Les «buyer partners» forment une «standard-based organization», autrement dit un «club» dont les membres tout à la fois payent un droit d’adhésion27 et prennent des engagements. En l’occurrence, les

«buyer partners» s’engagent à cesser d’auditer les fournisseurs du programme, augmenter chaque année le nombre de fournisseurs participant au programme, soutenir le «advisory process», ne pas créer de plan d’actions correctives en parallèle, ne pas réduire ou cesser les achats sur la base des rapports, s’assurer que les systèmes de notation ne pénalisent pas les usines qui participent, prendre part au forum des acheteurs, établir des relais internes clairs avec les équipes de Better Work, donner les informations sur les projets de sourcing et encourager les nouveaux partenaires à s’engager avec Better Work. Les «buyer participants» sont moins dans un rapport d’adhésion avec Better Work que dans celui de l’achat d’un service. En l’occurrence, ils achètent la possibilité d’accéder aux rapports d’audit Better Work des usines de leur choix28. Tendanciellement, Better Work tente de promouvoir le statut de partenaire sur

celui de participant.

27 Le tarif prend deux formes: un droit d’adhésion dépendant du chiffre d’affaires (de 5000 dollars pour un chiffre d’affaires de moins d’1 milliard de dollars, à 20 000 dollars pour un chiffre d’affaires de plus de 10 milliards de dollars); une participation pour chaque usine impliquée dans le programme (le tarif est dégressif, de 1000 dollars par usine pour les entreprises qui comptent moins de 20 usines dans le programme, à 850 dollars pour celles qui en comptent plus de 50).
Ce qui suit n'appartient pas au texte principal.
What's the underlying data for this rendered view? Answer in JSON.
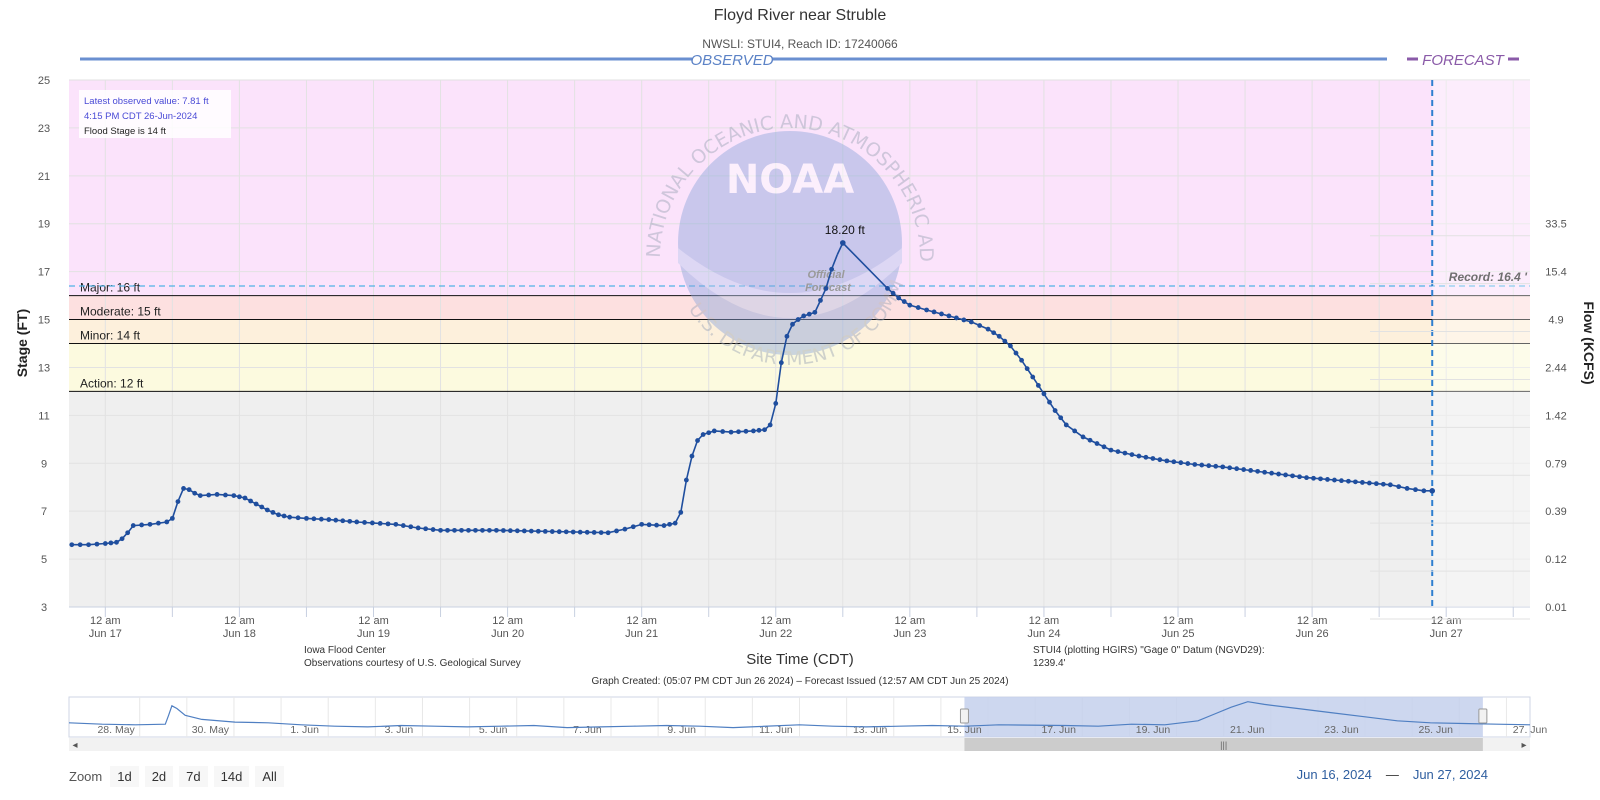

28 Le prix est dégressif, de 1400 dollars par rapport pour les entreprises qui souhaitent accéder à moins de 10 rapports, à 1000 dollars par rapport pour celles qui souhaitent accéder à plus de 60 rapports.

Encadré 3: Entreprises «buyer partners» du programme Better Work

Abercrombie & Fitch; Adidas Group; American Eagle Outfitters, Inc.; Ann Taylor; Asics; Cole’s, Australia; Debenhams; Dick’s Sporting Goods Ltd.; Esprit; Gap Inc.; Global Brands Group; H&M Hennes & Mauritz AB; Inditex; Jones Apparel Group, Inc.; Kate Spade & Company; Levi Strauss & Co.; Li & Fung; New Balance Athletic Shoe, Inc. (NBAS); Next Plc.; NIKE, Inc.; Patagonia, Inc.; Pentland Brands, Plc.; Primark Stores Ltd.; Puma SE; PVH/Phillips-Van Heusen Corporation; Recreational Equipment Inc. (REI); Talbots, Inc.; Target; The Children’s Place; The William Carter Company.